There were 212 households, out of which 32.1% had children under the age of 18 living with them, 58.0% were married couples living together, 4.2% had a female householder with no husband present, and 31.1% were non-families. 28.8% of all households were made up of individuals, and 14.2% had someone living alone who was 65 years of age or older. The average household size was 2.43 and the average family size was 3.00.

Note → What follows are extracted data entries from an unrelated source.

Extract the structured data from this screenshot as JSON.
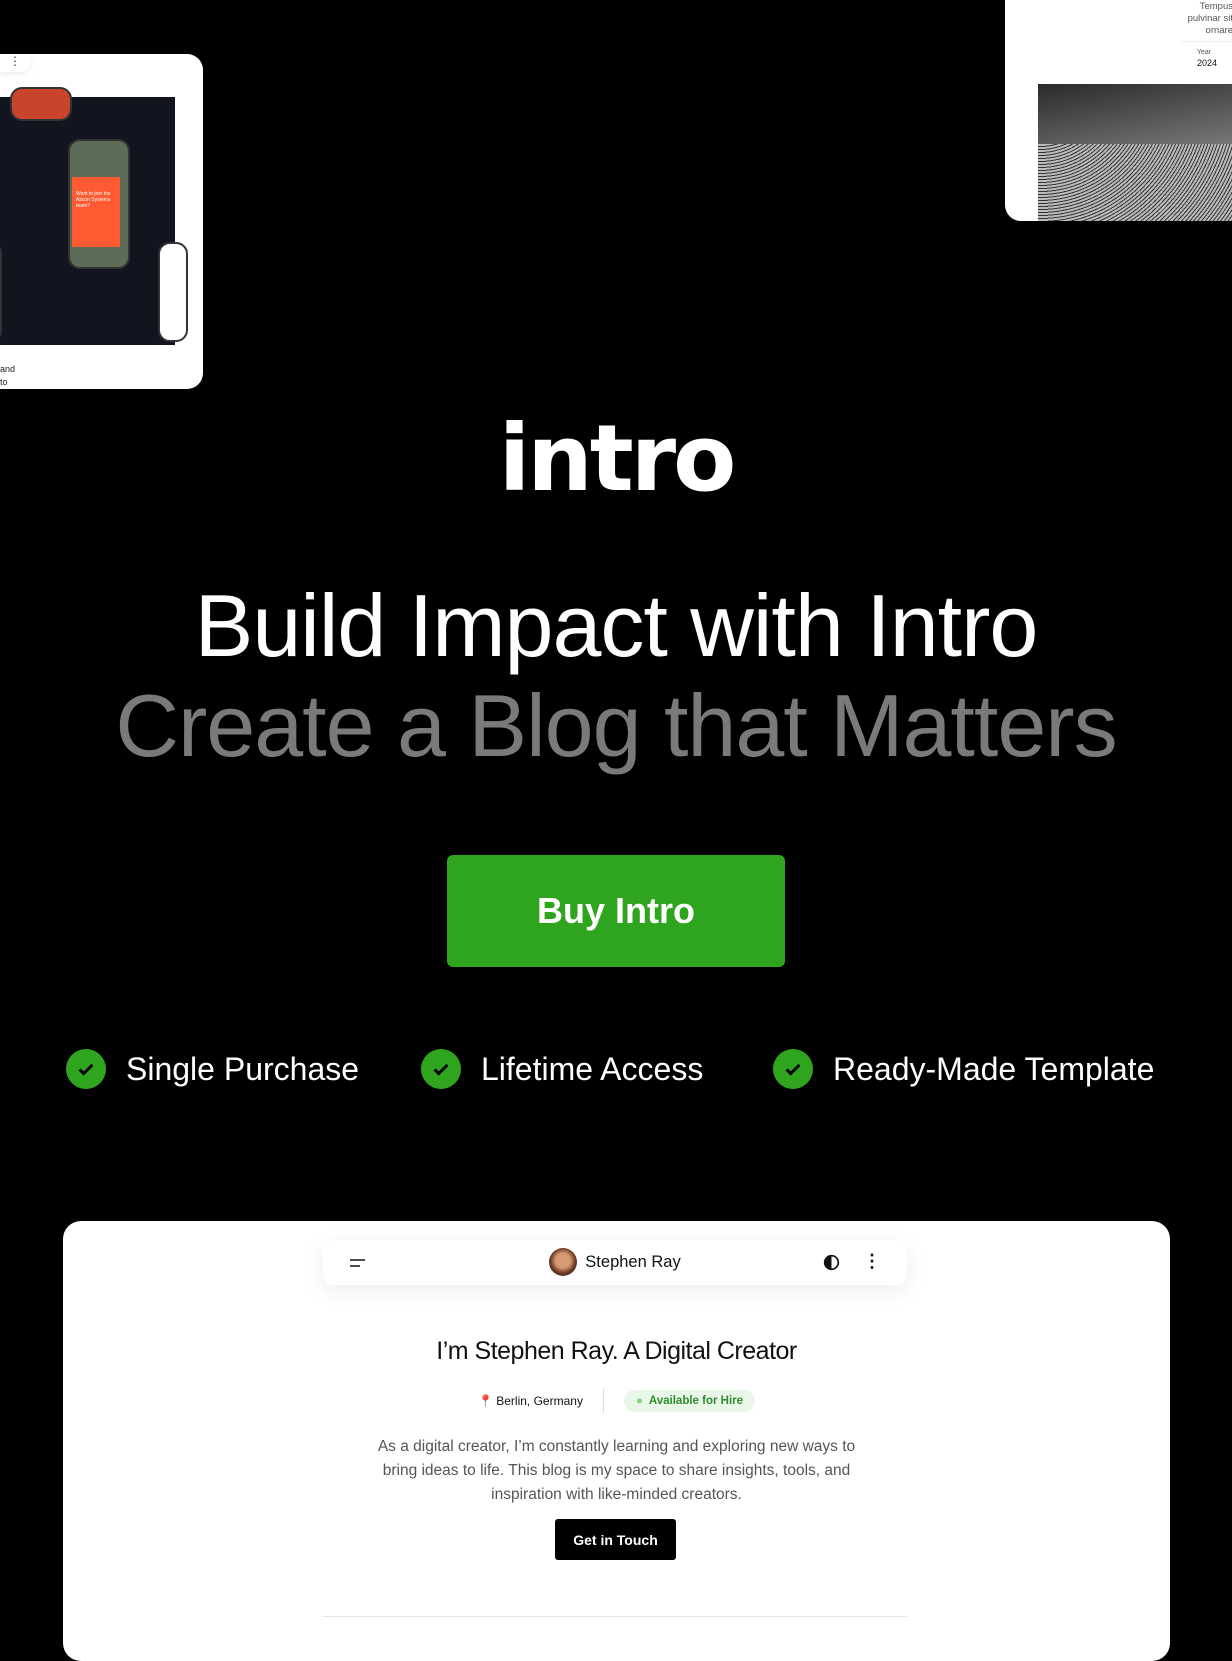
{
  "preview_left": {
    "text_lines": [
      "and",
      "to"
    ],
    "phone_card_text": "Want to join the Ascon Systems team?"
  },
  "preview_right": {
    "text_lines": [
      "Tempus",
      "pulvinar sit",
      "ornare"
    ],
    "year_label": "Year",
    "year_value": "2024"
  },
  "logo": "intro",
  "headline": {
    "line1": "Build Impact with Intro",
    "line2": "Create a Blog that Matters"
  },
  "buy_button": "Buy Intro",
  "features": [
    {
      "label": "Single Purchase",
      "icon": "check-circle-icon"
    },
    {
      "label": "Lifetime Access",
      "icon": "check-circle-icon"
    },
    {
      "label": "Ready-Made Template",
      "icon": "check-circle-icon"
    }
  ],
  "demo": {
    "nav": {
      "name": "Stephen Ray",
      "menu_icon": "menu-icon",
      "theme_icon": "contrast-icon",
      "more_icon": "more-vertical-icon"
    },
    "title": "I’m Stephen Ray. A Digital Creator",
    "location": "Berlin, Germany",
    "status": "Available for Hire",
    "bio_lines": [
      "As a digital creator, I’m constantly learning and exploring new ways to",
      "bring ideas to life. This blog is my space to share insights, tools, and",
      "inspiration with like-minded creators."
    ],
    "cta": "Get in Touch"
  },
  "colors": {
    "accent": "#2fa51f",
    "headline_secondary": "#7a7a7a",
    "status_text": "#2e8b2e"
  }
}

In the township the population was spread out, with 25.4% under the age of 18, 6.2% from 18 to 24, 25.4% from 25 to 44, 27.3% from 45 to 64, and 15.7% who were 65 years of age or older. The median age was 42 years. For every 100 females, there were 102.4 males. For every 100 females age 18 and over, there were 109.2 males.

The median income for a household in the township was $32,039, and the median income for a family was $36,058. Males had a median income of $30,972 versus $17,500 for females. The per capita income for the township was $15,215. About 2.9% of families and 8.0% of the population were below the poverty line, including 11.3% of those under age 18 and 7.4% of those age 65 or over.